CVE-2024-8323 is a stored cross-site scripting vulnerability classified under CWE-79, found in the Pricing Tables WordPress Plugin – Easy Pricing Tables developed by fatcatapps. The vulnerability exists due to insufficient sanitization and escaping of the 'fontFamily' attribute input, which is used during web page generation. Authenticated users with Contributor-level permissions or higher can exploit this flaw by injecting arbitrary JavaScript code into the plugin’s fontFamily field. Because the injected script is stored persistently, it executes every time a user accesses the affected page, potentially compromising user sessions, stealing cookies, or performing unauthorized actions on behalf of the user. The vulnerability affects all versions up to and including 3.2.6. The CVSS 3.1 base score is 6.4, reflecting a medium severity with network attack vector, low attack complexity, requiring privileges (Contributor or higher), no user interaction, and a scope change. The vulnerability does not currently have publicly known exploits, but the ease of exploitation by authenticated users and the persistent nature of stored XSS make it a significant risk for WordPress sites using this plugin. The lack of patch links suggests that a fix may not yet be publicly available, increasing the urgency for mitigation.

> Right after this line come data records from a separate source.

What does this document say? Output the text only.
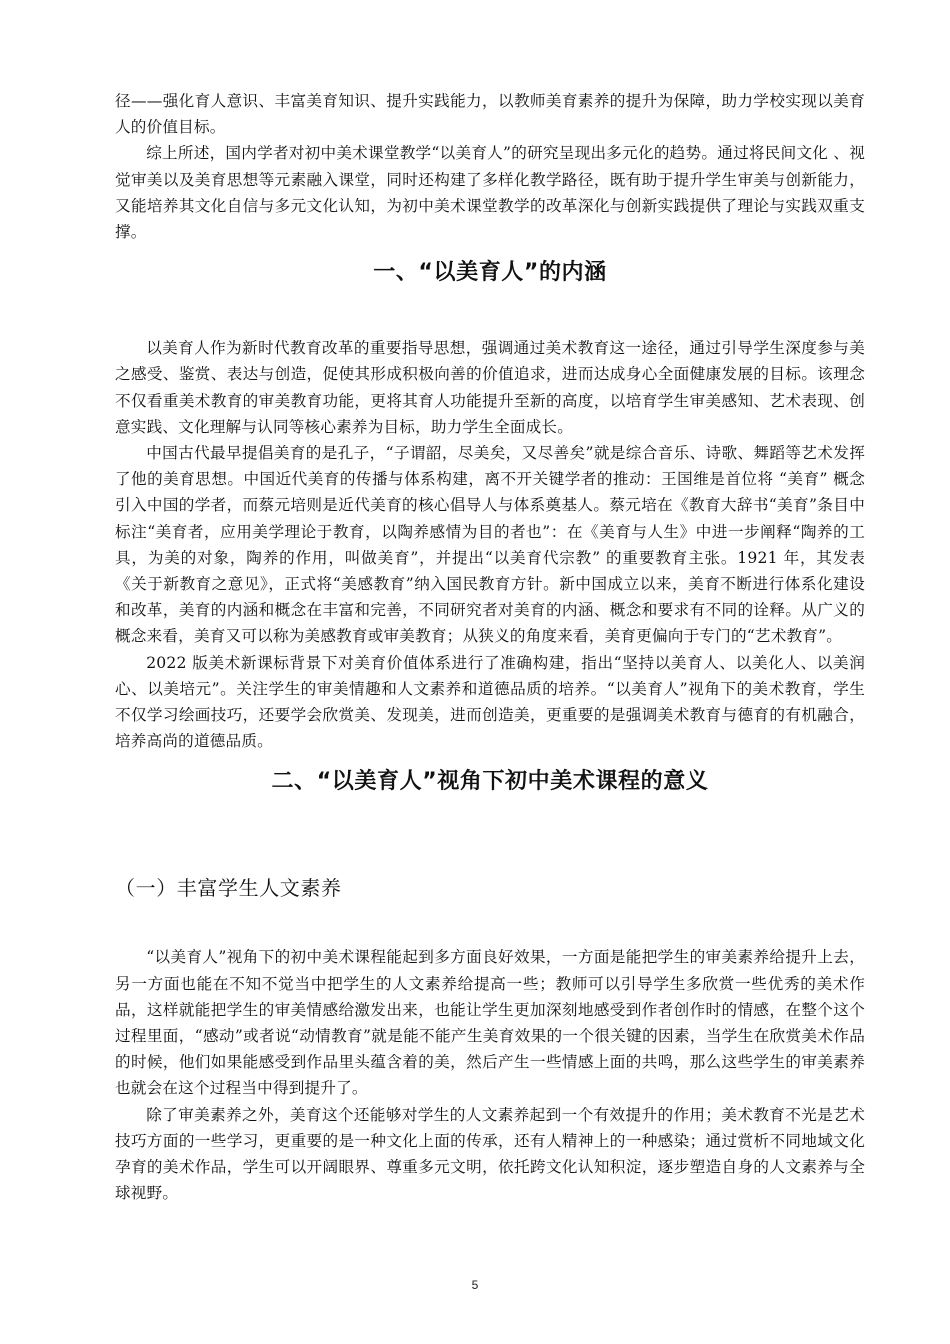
径——强化育人意识、丰富美育知识、提升实践能力，以教师美育素养的提升为保障，助力学校实现以美育人的价值目标。

综上所述，国内学者对初中美术课堂教学“以美育人”的研究呈现出多元化的趋势。通过将民间文化 、视觉审美以及美育思想等元素融入课堂，同时还构建了多样化教学路径，既有助于提升学生审美与创新能力，又能培养其文化自信与多元文化认知，为初中美术课堂教学的改革深化与创新实践提供了理论与实践双重支撑。

一、“以美育人”的内涵

以美育人作为新时代教育改革的重要指导思想，强调通过美术教育这一途径，通过引导学生深度参与美之感受、鉴赏、表达与创造，促使其形成积极向善的价值追求，进而达成身心全面健康发展的目标。该理念不仅看重美术教育的审美教育功能，更将其育人功能提升至新的高度，以培育学生审美感知、艺术表现、创意实践、文化理解与认同等核心素养为目标，助力学生全面成长。

中国古代最早提倡美育的是孔子，“子谓韶，尽美矣，又尽善矣”就是综合音乐、诗歌、舞蹈等艺术发挥了他的美育思想。中国近代美育的传播与体系构建，离不开关键学者的推动：王国维是首位将 “美育” 概念引入中国的学者，而蔡元培则是近代美育的核心倡导人与体系奠基人。蔡元培在《教育大辞书“美育”条目中标注“美育者，应用美学理论于教育，以陶养感情为目的者也”：在《美育与人生》中进一步阐释“陶养的工具，为美的对象，陶养的作用，叫做美育”，并提出“以美育代宗教” 的重要教育主张。1921 年，其发表《关于新教育之意见》，正式将“美感教育”纳入国民教育方针。新中国成立以来，美育不断进行体系化建设和改革，美育的内涵和概念在丰富和完善，不同研究者对美育的内涵、概念和要求有不同的诠释。从广义的概念来看，美育又可以称为美感教育或审美教育；从狭义的角度来看，美育更偏向于专门的“艺术教育”。

2022 版美术新课标背景下对美育价值体系进行了准确构建，指出“坚持以美育人、以美化人、以美润心、以美培元”。关注学生的审美情趣和人文素养和道德品质的培养。“以美育人”视角下的美术教育，学生不仅学习绘画技巧，还要学会欣赏美、发现美，进而创造美，更重要的是强调美术教育与德育的有机融合，培养高尚的道德品质。

二、“以美育人”视角下初中美术课程的意义
（一）丰富学生人文素养

“以美育人”视角下的初中美术课程能起到多方面良好效果，一方面是能把学生的审美素养给提升上去，另一方面也能在不知不觉当中把学生的人文素养给提高一些；教师可以引导学生多欣赏一些优秀的美术作品，这样就能把学生的审美情感给激发出来，也能让学生更加深刻地感受到作者创作时的情感，在整个这个过程里面，“感动”或者说“动情教育”就是能不能产生美育效果的一个很关键的因素，当学生在欣赏美术作品的时候，他们如果能感受到作品里头蕴含着的美，然后产生一些情感上面的共鸣，那么这些学生的审美素养也就会在这个过程当中得到提升了。

除了审美素养之外，美育这个还能够对学生的人文素养起到一个有效提升的作用；美术教育不光是艺术技巧方面的一些学习，更重要的是一种文化上面的传承，还有人精神上的一种感染；通过赏析不同地域文化孕育的美术作品，学生可以开阔眼界、尊重多元文明，依托跨文化认知积淀，逐步塑造自身的人文素养与全球视野。

5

The impact of CVE-2024-8323 is primarily on the confidentiality and integrity of affected WordPress sites and their users. Successful exploitation allows attackers to execute arbitrary JavaScript in the context of the victim’s browser, which can lead to session hijacking, theft of sensitive information such as cookies or credentials, defacement of web pages, or redirection to malicious sites. Since the vulnerability requires authenticated access at Contributor level or above, the risk is elevated in environments with multiple content contributors or where user roles are not tightly controlled. The scope change indicated in the CVSS vector means the vulnerability can affect resources beyond the initially vulnerable component, potentially impacting the entire site or user base. Although availability is not directly impacted, the reputational damage and potential data breaches can have severe consequences for organizations. This threat is particularly concerning for organizations relying on WordPress for public-facing websites, e-commerce, or customer portals, where trust and data protection are critical.

Organizations should immediately review user roles and permissions to ensure that only trusted users have Contributor-level or higher access. Implement strict input validation and output encoding for all user-supplied data, especially in custom or third-party plugins like Easy Pricing Tables. Monitor and audit plugin usage and content changes for suspicious activity. Since no official patch is currently linked, consider temporarily disabling or removing the affected plugin until a vendor patch is released. Employ Web Application Firewalls (WAFs) with rules to detect and block common XSS payloads targeting the fontFamily attribute or related plugin parameters. Educate content contributors about the risks of injecting untrusted content and enforce security best practices in content management. Regularly update WordPress core, themes, and plugins to reduce exposure to known vulnerabilities. Finally, implement Content Security Policy (CSP) headers to limit the impact of potential XSS attacks by restricting script execution sources.